Donc s'il n'y a pas d'emprunt aux banques, il n'y a pas de monnaie, et limiter ou interdire les emprunts publics ne peut conduire à masse monétaire constante qu'à augmenter les emprunts privés des entreprises et des ménages ou qu'à diminuer simultanément la masse monétaire et les dépenses publiques. S'intéresser au seul emprunt public, comme le fait par exemple la Cour des Comptes, n'a donc aucun sens, on ne peut s'intéresser qu'à la répartition de l'emprunt total (égal à la masse monétaire) entre les administrations publiques, les entreprises et les ménages.

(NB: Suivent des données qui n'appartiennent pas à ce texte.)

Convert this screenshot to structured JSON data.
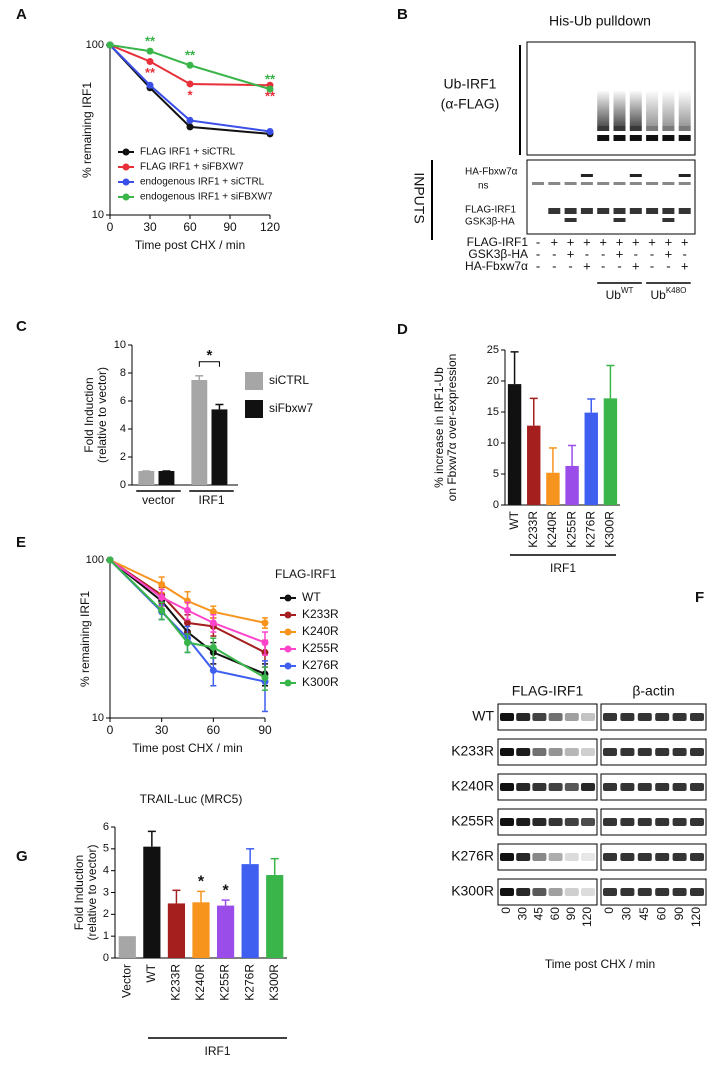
{
  "chart_data": [
    {
      "panel": "A",
      "type": "line",
      "log_y": true,
      "xlabel": "Time post CHX / min",
      "ylabel": [
        "% remaining IRF1"
      ],
      "x": [
        0,
        30,
        60,
        120
      ],
      "xlim": [
        0,
        120
      ],
      "xticks": [
        0,
        30,
        60,
        90,
        120
      ],
      "ylim": [
        10,
        100
      ],
      "yticks": [
        10,
        100
      ],
      "series": [
        {
          "name": "FLAG IRF1 + siCTRL",
          "color": "#111111",
          "values": [
            100,
            56,
            33,
            30
          ]
        },
        {
          "name": "FLAG IRF1 + siFBXW7",
          "color": "#e8303a",
          "values": [
            100,
            80,
            59,
            58
          ]
        },
        {
          "name": "endogenous IRF1 + siCTRL",
          "color": "#3a4ee8",
          "values": [
            100,
            58,
            36,
            31
          ]
        },
        {
          "name": "endogenous IRF1 + siFBXW7",
          "color": "#39b54a",
          "values": [
            100,
            92,
            76,
            55
          ]
        }
      ],
      "annotations": [
        {
          "text": "**",
          "color": "#39b54a"
        },
        {
          "text": "**",
          "color": "#e8303a"
        },
        {
          "text": "**",
          "color": "#39b54a"
        },
        {
          "text": "*",
          "color": "#e8303a"
        },
        {
          "text": "**",
          "color": "#39b54a"
        },
        {
          "text": "**",
          "color": "#e8303a"
        }
      ]
    },
    {
      "panel": "C",
      "type": "bar",
      "ylabel": [
        "Fold Induction",
        "(relative to vector)"
      ],
      "categories": [
        "vector",
        "IRF1"
      ],
      "ylim": [
        0,
        10
      ],
      "yticks": [
        0,
        2,
        4,
        6,
        8,
        10
      ],
      "series": [
        {
          "name": "siCTRL",
          "color": "#a6a6a6",
          "values": [
            1,
            7.5
          ],
          "errors": [
            0,
            0.3
          ]
        },
        {
          "name": "siFbxw7",
          "color": "#111111",
          "values": [
            1,
            5.4
          ],
          "errors": [
            0,
            0.35
          ]
        }
      ],
      "annotations": [
        {
          "text": "*",
          "color": "#111111"
        }
      ]
    },
    {
      "panel": "D",
      "type": "bar",
      "ylabel": [
        "% increase in IRF1-Ub",
        "on Fbxw7α over-expression"
      ],
      "categories": [
        "WT",
        "K233R",
        "K240R",
        "K255R",
        "K276R",
        "K300R"
      ],
      "group_label": "IRF1",
      "values": [
        19.5,
        12.8,
        5.2,
        6.3,
        14.9,
        17.2
      ],
      "errors": [
        5.2,
        4.4,
        4.0,
        3.3,
        2.2,
        5.3
      ],
      "colors": [
        "#111111",
        "#a51f1f",
        "#f7941d",
        "#9b4dea",
        "#3f5ff0",
        "#39b54a"
      ],
      "ylim": [
        0,
        25
      ],
      "yticks": [
        0,
        5,
        10,
        15,
        20,
        25
      ]
    },
    {
      "panel": "E",
      "type": "line",
      "log_y": true,
      "xlabel": "Time post CHX / min",
      "ylabel": [
        "% remaining IRF1"
      ],
      "legend_title": "FLAG-IRF1",
      "x": [
        0,
        30,
        45,
        60,
        90
      ],
      "xlim": [
        0,
        90
      ],
      "xticks": [
        0,
        30,
        60,
        90
      ],
      "ylim": [
        10,
        100
      ],
      "yticks": [
        10,
        100
      ],
      "series": [
        {
          "name": "WT",
          "color": "#111111",
          "values": [
            100,
            55,
            35,
            26,
            19
          ],
          "errors": [
            0,
            6,
            5,
            4,
            3
          ]
        },
        {
          "name": "K233R",
          "color": "#a51f1f",
          "values": [
            100,
            60,
            40,
            38,
            26
          ],
          "errors": [
            0,
            7,
            5,
            5,
            5
          ]
        },
        {
          "name": "K240R",
          "color": "#f7941d",
          "values": [
            100,
            70,
            55,
            47,
            40
          ],
          "errors": [
            0,
            8,
            8,
            4,
            3
          ]
        },
        {
          "name": "K255R",
          "color": "#ff44cc",
          "values": [
            100,
            58,
            48,
            40,
            30
          ],
          "errors": [
            0,
            7,
            6,
            5,
            5
          ]
        },
        {
          "name": "K276R",
          "color": "#3f5ff0",
          "values": [
            100,
            47,
            32,
            20,
            17
          ],
          "errors": [
            0,
            5,
            6,
            4,
            6
          ]
        },
        {
          "name": "K300R",
          "color": "#39b54a",
          "values": [
            100,
            48,
            30,
            28,
            18
          ],
          "errors": [
            0,
            6,
            4,
            4,
            3
          ]
        }
      ]
    },
    {
      "panel": "G",
      "type": "bar",
      "title": "TRAIL-Luc (MRC5)",
      "ylabel": [
        "Fold Induction",
        "(relative to vector)"
      ],
      "categories": [
        "Vector",
        "WT",
        "K233R",
        "K240R",
        "K255R",
        "K276R",
        "K300R"
      ],
      "group_label": "IRF1",
      "values": [
        1,
        5.1,
        2.5,
        2.55,
        2.4,
        4.3,
        3.8
      ],
      "errors": [
        0,
        0.7,
        0.6,
        0.5,
        0.25,
        0.7,
        0.75
      ],
      "colors": [
        "#a6a6a6",
        "#111111",
        "#a51f1f",
        "#f7941d",
        "#9b4dea",
        "#3f5ff0",
        "#39b54a"
      ],
      "ylim": [
        0,
        6
      ],
      "yticks": [
        0,
        1,
        2,
        3,
        4,
        5,
        6
      ],
      "annotations": [
        {
          "text": "*",
          "color": "#111111"
        },
        {
          "text": "*",
          "color": "#111111"
        }
      ]
    }
  ],
  "blots": {
    "B": {
      "panel": "B",
      "title": "His-Ub pulldown",
      "blot_label": [
        "Ub-IRF1",
        "(α-FLAG)"
      ],
      "inputs_label": "INPUTS",
      "input_bands": [
        "HA-Fbxw7α",
        "ns",
        "FLAG-IRF1",
        "GSK3β-HA"
      ],
      "conditions": [
        {
          "name": "FLAG-IRF1",
          "signs": [
            "-",
            "+",
            "+",
            "+",
            "+",
            "+",
            "+",
            "+",
            "+",
            "+"
          ]
        },
        {
          "name": "GSK3β-HA",
          "signs": [
            "-",
            "-",
            "+",
            "-",
            "-",
            "+",
            "-",
            "-",
            "+",
            "-"
          ]
        },
        {
          "name": "HA-Fbxw7α",
          "signs": [
            "-",
            "-",
            "-",
            "+",
            "-",
            "-",
            "+",
            "-",
            "-",
            "+"
          ]
        }
      ],
      "groups": [
        {
          "text": "Ub",
          "sup": "WT"
        },
        {
          "text": "Ub",
          "sup": "K48O"
        }
      ]
    },
    "F": {
      "panel": "F",
      "columns": [
        "FLAG-IRF1",
        "β-actin"
      ],
      "rows": [
        "WT",
        "K233R",
        "K240R",
        "K255R",
        "K276R",
        "K300R"
      ],
      "lanes": [
        0,
        30,
        45,
        60,
        90,
        120
      ],
      "xlabel": "Time post CHX / min"
    }
  }
}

Tout comme il est légitime que les ménages empruntent pour investir dans l'achat de logements, et qu'il est légitime que les entreprises empruntent pour financer l'investissement productif, il est légitime que les administrations publiques empruntent pour financer des équipements publics. Refuser l'emprunt public c'est refuser l'investissement public. Et comme on a tout de même besoin d'investissements, tels les écoles, les autoroutes, les chemins de fer..., et qu'il devient interdit de les financer par la dette publique, on privatise ces investissements, c'est-à-dire qu'on les fait faire par des entreprises privées (sociétés d'autoroutes, cliniques privées...) qui elles ont le droit de s'endetter pour investir. Dans les domaines régaliens, telle la justice, où on est bien obligé de garder des juges publics, on hésite pas à faire construire des bâtiments, tels les prisons ou la nouvelle cité judiciaire de Paris par des entreprises privées dans ce qu'il est convenu d'appeler les partenariats public-privé. Ces partenariats et ces privatisations ne font absolument pas diminuer l'endettement qui demeure nécessaire mais ne font que diminuer l'endettement public au profit de l'endettement privé.

 En conclusion tant qu'on ne considérera que l'endettement public sans considérer l'endettement des autres agents économiques on ne pourra pas construire de politique économique cohérente.